Desde então, Osamu cessou a produção na indústria de jogos, alegando falta de liberdade para criar "diversos projetos experimentais", dada a "situação diferente" de hoje em dia. Ele mesmo diz que não se vê desenvolvendo jogos de corrida, luta, futebol ou baseball. Parece que não há uma atmosfera hoje para os tipos de jogo de nicho que ele talhou anos atrás. Em um mundo onde aplicativos gratuitos são a forca motriz de todo um mercado, e uma geração de jogadores perdidos acessa o YouTube em busca de auxílio gratuito para passar os desafios dos jogos, as ideias dele já estão fadadas a fracassar fora da esfera indie.

"Atualmente, trabalho com projetos artísticos que posso elaborar sozinho. O formato se assemelha a pinturas e fotografia", Sato explicou.

"Acho que minhas criações são arte contemporânea com consoles."

Apesar de ter sido curador de um catálogo de games que, ao longo dos anos, ofuscaram e obliteraram os limites do que um jogo poderia ou deveria fazer, Sato expressou a noção de que ele nunca fez parte do meio, apontando o uso dos jogos apenas como um veículo para sua expressão artística, uma motivação para se envolver.

"Não estou especialmente interessado em fazer ou jogar games. A plataforma calhou de ser um tipo de mídia para a minha expressão como artista. Por exemplo, a cópia promocional do LSD dizia: 'Isto não é um jogo'. Então, acho que minhas criações são arte contemporânea com consoles."

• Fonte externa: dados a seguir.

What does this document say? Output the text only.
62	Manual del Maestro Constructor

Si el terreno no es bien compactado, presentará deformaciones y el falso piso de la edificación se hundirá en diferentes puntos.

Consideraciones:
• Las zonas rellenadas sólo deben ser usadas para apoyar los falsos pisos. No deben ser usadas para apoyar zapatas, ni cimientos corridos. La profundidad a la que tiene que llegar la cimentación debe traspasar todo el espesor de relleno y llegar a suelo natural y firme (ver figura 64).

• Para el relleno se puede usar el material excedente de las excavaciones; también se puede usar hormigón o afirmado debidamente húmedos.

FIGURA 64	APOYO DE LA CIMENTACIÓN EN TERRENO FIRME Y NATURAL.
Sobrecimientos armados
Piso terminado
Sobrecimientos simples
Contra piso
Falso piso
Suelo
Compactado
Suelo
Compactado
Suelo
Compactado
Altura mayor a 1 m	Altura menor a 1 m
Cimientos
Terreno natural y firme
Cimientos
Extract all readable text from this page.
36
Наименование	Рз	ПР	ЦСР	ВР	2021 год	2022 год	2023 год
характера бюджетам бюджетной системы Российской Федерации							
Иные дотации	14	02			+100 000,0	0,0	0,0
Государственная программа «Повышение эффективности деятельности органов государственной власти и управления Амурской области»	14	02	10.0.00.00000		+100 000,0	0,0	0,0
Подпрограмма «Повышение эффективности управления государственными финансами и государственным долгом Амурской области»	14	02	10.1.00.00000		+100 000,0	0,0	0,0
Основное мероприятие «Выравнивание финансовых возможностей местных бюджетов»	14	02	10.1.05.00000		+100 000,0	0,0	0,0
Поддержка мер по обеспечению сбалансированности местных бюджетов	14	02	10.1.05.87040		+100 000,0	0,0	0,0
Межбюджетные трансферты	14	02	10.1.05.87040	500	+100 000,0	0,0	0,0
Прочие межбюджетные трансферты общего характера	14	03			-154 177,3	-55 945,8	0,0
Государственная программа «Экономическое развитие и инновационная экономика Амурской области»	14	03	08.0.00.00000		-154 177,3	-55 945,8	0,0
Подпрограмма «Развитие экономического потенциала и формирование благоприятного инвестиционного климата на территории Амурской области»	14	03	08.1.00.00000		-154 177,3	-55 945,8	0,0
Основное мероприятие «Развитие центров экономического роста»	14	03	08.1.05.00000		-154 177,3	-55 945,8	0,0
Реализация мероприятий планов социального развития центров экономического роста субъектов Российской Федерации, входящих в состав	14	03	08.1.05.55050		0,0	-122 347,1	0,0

Visto que os únicos outros trabalhos que Sato apresentou no passado foram a arte que ele mencionou na nossa conversa e "aplicativos, não jogos, para o i-αppli (aplicativos japoneses para telefones NTT)", tudo o que podemos depreender é que acompanhamos o fim da carreira de um desenvolvedor extremamente frutífero e talentoso, um homem que aparentemente deseja ser mais reservado do que o culto da internet permite.

Até o dia em que Sato decidir talvez retornar aos games, ou à produção de obras artísticas que ultrapassam meios tradicionais, ele continuará sendo uma das personalidades mais intrigantes e procuradas do mundo de jogos cult, um espírito que assombra aqueles que caçam surrealismo e aqueles que clamam por mais produções semelhantes às do passado. Infelizmente, parece que Sato se retirou para sempre dos holofotes que o LSD: Dream Emulator trouxe anos atrás, e tudo que nos resta são fragmentos do que poderia ter sido.